According to a study, individuals with Sleep apnea have double the risk of developing cancer.
Sleep apnea is a sleep - related disorder that is characterized by heavy snoring and cessation of breathing while sleeping. It is linked to obesity, heart disease, diabetes, day time fatigue, high blood pressure and now cancer.
AdvertisementIndividuals with sleep apnea are advised treatment, as maintaining a proper level of oxygen while sleeping reduces the risk of related illnesses.
A study conducted revealed that sleep apnea patients with high levels oxygen deprivation carried the biggest risk. Middle aged and overweight individuals are prone to sleep apnea.
In individuals who undergo sleep deprivation - muscles of the airways collapse while the person is asleep, and this causes cessation of breathing. It takes approximately 10 seconds or more before brain signals can - prompt the muscles to work again.

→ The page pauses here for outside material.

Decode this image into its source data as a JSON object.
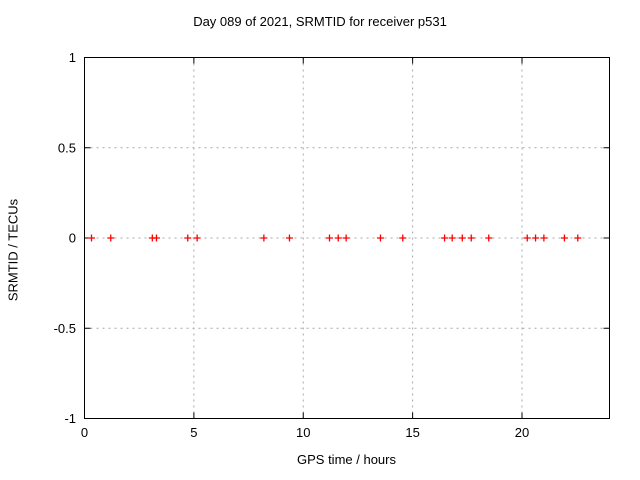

In a recent study, Spanish researchers evaluated more than 5,600 patients from seven sleep clinics. The patients, none of whom had cancer when the study began, were under observation for seven years.

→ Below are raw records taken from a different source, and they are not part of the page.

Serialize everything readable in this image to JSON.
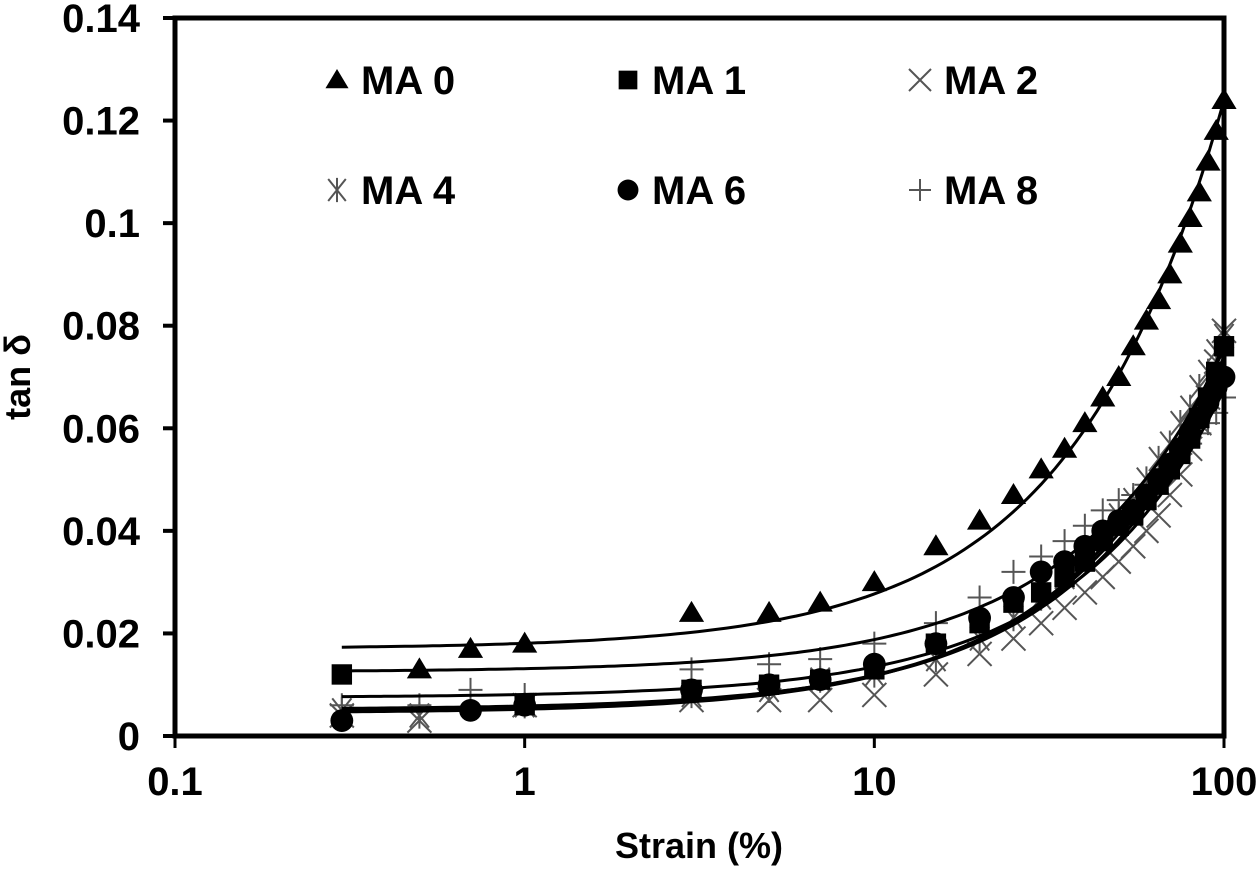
{
  "chart_data": {
    "type": "scatter",
    "title": "",
    "xlabel": "Strain (%)",
    "ylabel": "tan δ",
    "xscale": "log",
    "xlim": [
      0.1,
      100
    ],
    "ylim": [
      0,
      0.14
    ],
    "x_ticks": [
      0.1,
      1,
      10,
      100
    ],
    "x_tick_labels": [
      "0.1",
      "1",
      "10",
      "100"
    ],
    "y_ticks": [
      0,
      0.02,
      0.04,
      0.06,
      0.08,
      0.1,
      0.12,
      0.14
    ],
    "y_tick_labels": [
      "0",
      "0.02",
      "0.04",
      "0.06",
      "0.08",
      "0.1",
      "0.12",
      "0.14"
    ],
    "grid": false,
    "legend_position": "top",
    "series": [
      {
        "name": "MA 0",
        "marker": "triangle",
        "color": "#000000",
        "x": [
          0.5,
          0.7,
          1,
          3,
          5,
          7,
          10,
          15,
          20,
          25,
          30,
          35,
          40,
          45,
          50,
          55,
          60,
          65,
          70,
          75,
          80,
          85,
          90,
          95,
          100
        ],
        "y": [
          0.013,
          0.017,
          0.018,
          0.024,
          0.024,
          0.026,
          0.03,
          0.037,
          0.042,
          0.047,
          0.052,
          0.056,
          0.061,
          0.066,
          0.07,
          0.076,
          0.081,
          0.085,
          0.09,
          0.096,
          0.101,
          0.106,
          0.112,
          0.118,
          0.124
        ],
        "fit": [
          0.017,
          0.0175,
          0.0178,
          0.0195,
          0.021,
          0.0228,
          0.026,
          0.031,
          0.036,
          0.042,
          0.048,
          0.054,
          0.06,
          0.066,
          0.072,
          0.078,
          0.084,
          0.089,
          0.095,
          0.1,
          0.105,
          0.11,
          0.115,
          0.119,
          0.123
        ],
        "fit_x": [
          0.3,
          0.5,
          0.7,
          2,
          3,
          4,
          6,
          10,
          14,
          19,
          24,
          29,
          35,
          40,
          46,
          52,
          58,
          63,
          69,
          75,
          80,
          86,
          91,
          96,
          100
        ]
      },
      {
        "name": "MA 1",
        "marker": "square",
        "color": "#000000",
        "x": [
          0.3,
          1,
          3,
          5,
          7,
          10,
          15,
          20,
          25,
          30,
          35,
          40,
          45,
          50,
          55,
          60,
          65,
          70,
          75,
          80,
          85,
          90,
          95,
          100
        ],
        "y": [
          0.012,
          0.006,
          0.009,
          0.01,
          0.011,
          0.013,
          0.018,
          0.022,
          0.026,
          0.028,
          0.031,
          0.034,
          0.038,
          0.041,
          0.043,
          0.046,
          0.049,
          0.052,
          0.055,
          0.058,
          0.062,
          0.066,
          0.071,
          0.076
        ]
      },
      {
        "name": "MA 2",
        "marker": "x",
        "color": "#555555",
        "x": [
          0.3,
          0.5,
          1,
          3,
          5,
          7,
          10,
          15,
          20,
          25,
          30,
          35,
          40,
          45,
          50,
          55,
          60,
          65,
          70,
          75,
          80,
          85,
          90,
          95,
          100
        ],
        "y": [
          0.004,
          0.003,
          0.006,
          0.007,
          0.007,
          0.007,
          0.008,
          0.012,
          0.016,
          0.019,
          0.022,
          0.025,
          0.028,
          0.031,
          0.034,
          0.037,
          0.04,
          0.043,
          0.047,
          0.051,
          0.056,
          0.061,
          0.066,
          0.073,
          0.079
        ]
      },
      {
        "name": "MA 4",
        "marker": "asterisk",
        "color": "#555555",
        "x": [
          0.3,
          0.5,
          1,
          3,
          5,
          7,
          10,
          15,
          20,
          25,
          30,
          35,
          40,
          45,
          50,
          55,
          60,
          65,
          70,
          75,
          80,
          85,
          90,
          95,
          100
        ],
        "y": [
          0.005,
          0.004,
          0.006,
          0.008,
          0.009,
          0.011,
          0.012,
          0.015,
          0.019,
          0.023,
          0.027,
          0.031,
          0.035,
          0.039,
          0.043,
          0.046,
          0.05,
          0.054,
          0.057,
          0.061,
          0.064,
          0.068,
          0.071,
          0.075,
          0.078
        ]
      },
      {
        "name": "MA 6",
        "marker": "circle",
        "color": "#000000",
        "x": [
          0.3,
          0.7,
          1,
          3,
          5,
          7,
          10,
          15,
          20,
          25,
          30,
          35,
          40,
          45,
          50,
          55,
          60,
          65,
          70,
          75,
          80,
          85,
          90,
          95,
          100
        ],
        "y": [
          0.003,
          0.005,
          0.006,
          0.009,
          0.01,
          0.011,
          0.014,
          0.018,
          0.023,
          0.027,
          0.032,
          0.034,
          0.037,
          0.04,
          0.042,
          0.044,
          0.047,
          0.05,
          0.053,
          0.056,
          0.059,
          0.062,
          0.065,
          0.068,
          0.07
        ]
      },
      {
        "name": "MA 8",
        "marker": "plus",
        "color": "#555555",
        "x": [
          0.3,
          0.5,
          0.7,
          1,
          3,
          5,
          7,
          10,
          15,
          20,
          25,
          30,
          35,
          40,
          45,
          50,
          55,
          60,
          65,
          70,
          75,
          80,
          85,
          90,
          95,
          100
        ],
        "y": [
          0.006,
          0.006,
          0.009,
          0.008,
          0.013,
          0.014,
          0.015,
          0.018,
          0.022,
          0.027,
          0.032,
          0.035,
          0.038,
          0.041,
          0.044,
          0.046,
          0.047,
          0.049,
          0.051,
          0.053,
          0.055,
          0.057,
          0.059,
          0.061,
          0.063,
          0.066
        ]
      }
    ],
    "fit_curves": [
      {
        "series": "MA 0",
        "a": 0.017,
        "b": 0.00107
      },
      {
        "series": "MA 1",
        "a": 0.0125,
        "b": 0.00063
      },
      {
        "series": "MA 2",
        "a": 0.0045,
        "b": 0.00072
      },
      {
        "series": "MA 4",
        "a": 0.005,
        "b": 0.00069
      },
      {
        "series": "MA 6",
        "a": 0.0052,
        "b": 0.00066
      },
      {
        "series": "MA 8",
        "a": 0.0075,
        "b": 0.0006
      }
    ]
  }
}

Scientists observed the time and duration of the drop in oxygen in the person's blood to below 90%, while they were asleep.
Research revealed that chances of a person getting diagnosed for cancer during the study were enhanced when hypoxemia (oxygen depletion) levels were greater. The risk was directly proportional to the time spent without oxygen, according to Miguel Angel Martinez-Garcia, of La Fe University and Polytechnic Hospital, Valencia, Spain.
Those who spent 14 percent of their sleep with oxygen saturation levels below 90 percent faced twice the risk of deadly cancer than those without sleep apnea.
The results of this study were presented at the European Respiratory Society Congress in Vienna, Austria.